March 11, 2019
My goals for the first week were to create an autoencoder model that could compress live video from a forward facing camera on a car. The autoencoder will be used to compress images so a secondary model can make steering descisions on a smaller input. I broke down the goal into these few points:
I began by setting up the working enviroment. I knew I’d be using python as the primary language for developing this as it is known for rapid prototyping abilities and a large variety of machine learning libraries and resources. I will be using keras with a tensorflow backend.
For the initial dataset I aimed to collect atleast 5000 images of size 200 by 200 pixels. I created a script that would capture a section of the screen on a computer. For the data to be useful in a machine learning model the image had to be converted to grayscale and resized to the correct size.
Here are some samples of collected images being used in the dataset. They have been resized and converted to grayscale.

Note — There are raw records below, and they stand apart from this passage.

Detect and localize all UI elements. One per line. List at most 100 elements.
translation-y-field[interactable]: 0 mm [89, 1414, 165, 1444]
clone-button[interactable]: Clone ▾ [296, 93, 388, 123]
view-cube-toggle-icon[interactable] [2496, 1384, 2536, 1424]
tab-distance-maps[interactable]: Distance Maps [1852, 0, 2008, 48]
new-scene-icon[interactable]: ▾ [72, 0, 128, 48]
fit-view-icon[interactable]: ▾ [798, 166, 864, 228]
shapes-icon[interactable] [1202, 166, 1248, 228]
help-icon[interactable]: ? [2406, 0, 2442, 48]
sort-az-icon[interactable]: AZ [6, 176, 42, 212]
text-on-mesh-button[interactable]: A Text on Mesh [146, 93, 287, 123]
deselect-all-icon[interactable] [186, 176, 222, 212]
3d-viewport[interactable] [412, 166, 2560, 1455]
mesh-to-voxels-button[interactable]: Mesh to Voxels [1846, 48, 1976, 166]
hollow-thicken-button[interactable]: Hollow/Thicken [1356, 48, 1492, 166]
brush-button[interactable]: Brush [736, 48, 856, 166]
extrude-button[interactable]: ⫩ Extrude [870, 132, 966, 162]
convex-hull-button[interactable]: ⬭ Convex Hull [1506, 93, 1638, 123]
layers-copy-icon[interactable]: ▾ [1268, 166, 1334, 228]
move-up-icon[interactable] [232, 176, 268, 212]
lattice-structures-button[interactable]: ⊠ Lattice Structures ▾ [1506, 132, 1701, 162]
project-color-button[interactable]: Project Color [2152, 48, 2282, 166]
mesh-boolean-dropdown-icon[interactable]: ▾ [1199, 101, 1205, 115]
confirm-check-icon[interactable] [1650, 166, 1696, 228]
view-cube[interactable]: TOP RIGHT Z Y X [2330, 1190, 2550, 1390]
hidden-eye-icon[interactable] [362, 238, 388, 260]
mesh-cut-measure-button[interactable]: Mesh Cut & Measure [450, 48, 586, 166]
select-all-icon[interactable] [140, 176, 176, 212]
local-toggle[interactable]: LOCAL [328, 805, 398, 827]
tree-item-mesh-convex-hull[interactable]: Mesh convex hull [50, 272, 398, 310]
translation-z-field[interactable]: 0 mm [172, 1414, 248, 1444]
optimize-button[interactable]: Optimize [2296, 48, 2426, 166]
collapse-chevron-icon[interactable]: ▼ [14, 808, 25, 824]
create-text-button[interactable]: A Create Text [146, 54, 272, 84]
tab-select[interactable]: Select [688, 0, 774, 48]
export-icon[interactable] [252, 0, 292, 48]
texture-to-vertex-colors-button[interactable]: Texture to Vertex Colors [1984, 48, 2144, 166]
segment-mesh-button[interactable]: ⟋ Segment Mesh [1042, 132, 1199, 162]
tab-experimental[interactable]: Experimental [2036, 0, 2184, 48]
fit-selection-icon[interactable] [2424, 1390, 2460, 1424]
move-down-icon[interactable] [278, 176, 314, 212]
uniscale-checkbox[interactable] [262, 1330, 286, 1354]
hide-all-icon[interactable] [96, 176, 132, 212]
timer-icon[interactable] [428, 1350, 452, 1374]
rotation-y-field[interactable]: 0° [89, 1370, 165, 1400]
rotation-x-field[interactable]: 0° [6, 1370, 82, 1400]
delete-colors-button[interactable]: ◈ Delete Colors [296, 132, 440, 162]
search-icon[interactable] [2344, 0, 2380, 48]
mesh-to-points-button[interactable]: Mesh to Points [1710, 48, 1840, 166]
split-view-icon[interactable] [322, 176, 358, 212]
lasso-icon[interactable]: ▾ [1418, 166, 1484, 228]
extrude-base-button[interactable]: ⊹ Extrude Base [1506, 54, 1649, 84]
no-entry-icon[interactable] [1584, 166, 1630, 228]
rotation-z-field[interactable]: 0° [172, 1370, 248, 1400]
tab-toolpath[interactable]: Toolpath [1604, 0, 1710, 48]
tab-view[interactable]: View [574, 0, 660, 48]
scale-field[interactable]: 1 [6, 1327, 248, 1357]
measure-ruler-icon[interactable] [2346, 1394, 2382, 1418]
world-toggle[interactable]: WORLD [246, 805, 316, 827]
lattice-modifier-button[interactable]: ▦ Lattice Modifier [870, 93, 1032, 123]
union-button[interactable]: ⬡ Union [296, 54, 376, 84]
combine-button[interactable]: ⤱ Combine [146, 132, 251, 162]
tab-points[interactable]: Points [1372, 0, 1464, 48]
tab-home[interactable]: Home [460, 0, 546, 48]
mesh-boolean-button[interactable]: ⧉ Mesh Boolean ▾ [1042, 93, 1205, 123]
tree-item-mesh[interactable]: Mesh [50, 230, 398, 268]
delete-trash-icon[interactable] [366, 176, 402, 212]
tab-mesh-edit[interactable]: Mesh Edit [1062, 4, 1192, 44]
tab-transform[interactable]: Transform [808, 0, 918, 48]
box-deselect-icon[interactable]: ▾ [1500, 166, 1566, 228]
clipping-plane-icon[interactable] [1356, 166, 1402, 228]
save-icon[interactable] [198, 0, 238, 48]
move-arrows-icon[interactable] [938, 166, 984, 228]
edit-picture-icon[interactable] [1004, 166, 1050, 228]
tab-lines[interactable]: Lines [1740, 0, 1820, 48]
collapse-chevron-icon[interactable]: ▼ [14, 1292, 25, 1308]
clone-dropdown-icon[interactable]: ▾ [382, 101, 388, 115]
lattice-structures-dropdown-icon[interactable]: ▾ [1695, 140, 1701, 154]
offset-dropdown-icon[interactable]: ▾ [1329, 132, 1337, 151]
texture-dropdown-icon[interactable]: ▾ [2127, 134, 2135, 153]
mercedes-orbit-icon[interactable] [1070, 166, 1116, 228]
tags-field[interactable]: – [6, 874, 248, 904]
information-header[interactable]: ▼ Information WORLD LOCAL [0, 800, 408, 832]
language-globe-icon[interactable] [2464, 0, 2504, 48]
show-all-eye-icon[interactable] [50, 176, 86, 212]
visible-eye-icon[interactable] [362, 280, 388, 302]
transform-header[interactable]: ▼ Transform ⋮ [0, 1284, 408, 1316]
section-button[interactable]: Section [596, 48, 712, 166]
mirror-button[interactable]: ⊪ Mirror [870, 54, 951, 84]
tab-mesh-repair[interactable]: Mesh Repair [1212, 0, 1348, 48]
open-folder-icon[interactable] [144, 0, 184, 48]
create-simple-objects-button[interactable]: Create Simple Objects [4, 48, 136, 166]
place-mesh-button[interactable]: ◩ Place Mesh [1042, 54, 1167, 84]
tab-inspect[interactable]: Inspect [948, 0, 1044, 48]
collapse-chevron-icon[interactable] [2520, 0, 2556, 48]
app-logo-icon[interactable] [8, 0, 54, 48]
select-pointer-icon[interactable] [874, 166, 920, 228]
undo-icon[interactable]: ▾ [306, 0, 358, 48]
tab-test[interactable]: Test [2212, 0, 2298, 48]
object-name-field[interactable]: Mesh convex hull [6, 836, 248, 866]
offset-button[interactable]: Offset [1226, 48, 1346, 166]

The model I will be using will be a type of autoencoder. As a brief overview an autoencoder works by compressing an image down to a smaller but meaningful representation. After compression it rebuilds the image from the smaller model only. The accuracy of the autoencoder is measured by the difference in original image and its reconstruction. Heres a general autoencoder:
The graph of a traditional autoencoder on a very small imput may look like this:
This graph has 6 inputs and 6 outputs, with the layers inbetween there are a total of 72 connections between neurons. The images in the collected dataset are 200x200 meaning there are 40000 inputs. With the layers inbetween there would be over 140000000 connections between neurons making it impossible to simulate on my computer in a reasonable amount of time. Luckily this problem has a very effective solution, layers that are specialized for images and large inputs.
Convolutional layers work by applying a small number of connections over an full image analyzing small segments of the larger input.
As seen in the picture only small segments of a large image are analyzed at a time. With this method very large inputs can be processed with little to no use of memory. Only about 25 neurons and connections would be simulated at a time.
I found a intresting visualization of convolutional layers in action here: http://scs.ryerson.ca/~aharley/vis/conv/
You can also read more about convolutional neural networks here https://towardsdatascience.com/a-comprehensive-guide-to-convolutional-neural-networks-the-eli5-way-3bd2b1164a53
After training the model for about 6 hours on my CPU which was far from optimal. I reached a usable model with three layers of convolutions. This is the graph of the model I used:
This model was able to produce these results after training.
Here are some more randomly sampled results:
The model does well to reconstruct landscape features like hills, trees and even bridges / road signs however the structure of the road is not preserved well. I beleive this model can be improved on with a larger dataset and larger model allowing more features to be shown. I also plan to keep the images in color however this will triple the size of the dataset used.
The week was very sucsessfull in terms of progress and I think I acheived the goals I set out, I hope to continue to improve this model with color and acsess larger model complexity with GPU acceleration. This is just a starting point to the project but a lot of important milestones have already been reached.
After making the nescassary improvements to the model I will begin work on the policy making network which is the network that makes descisions about steering and controls.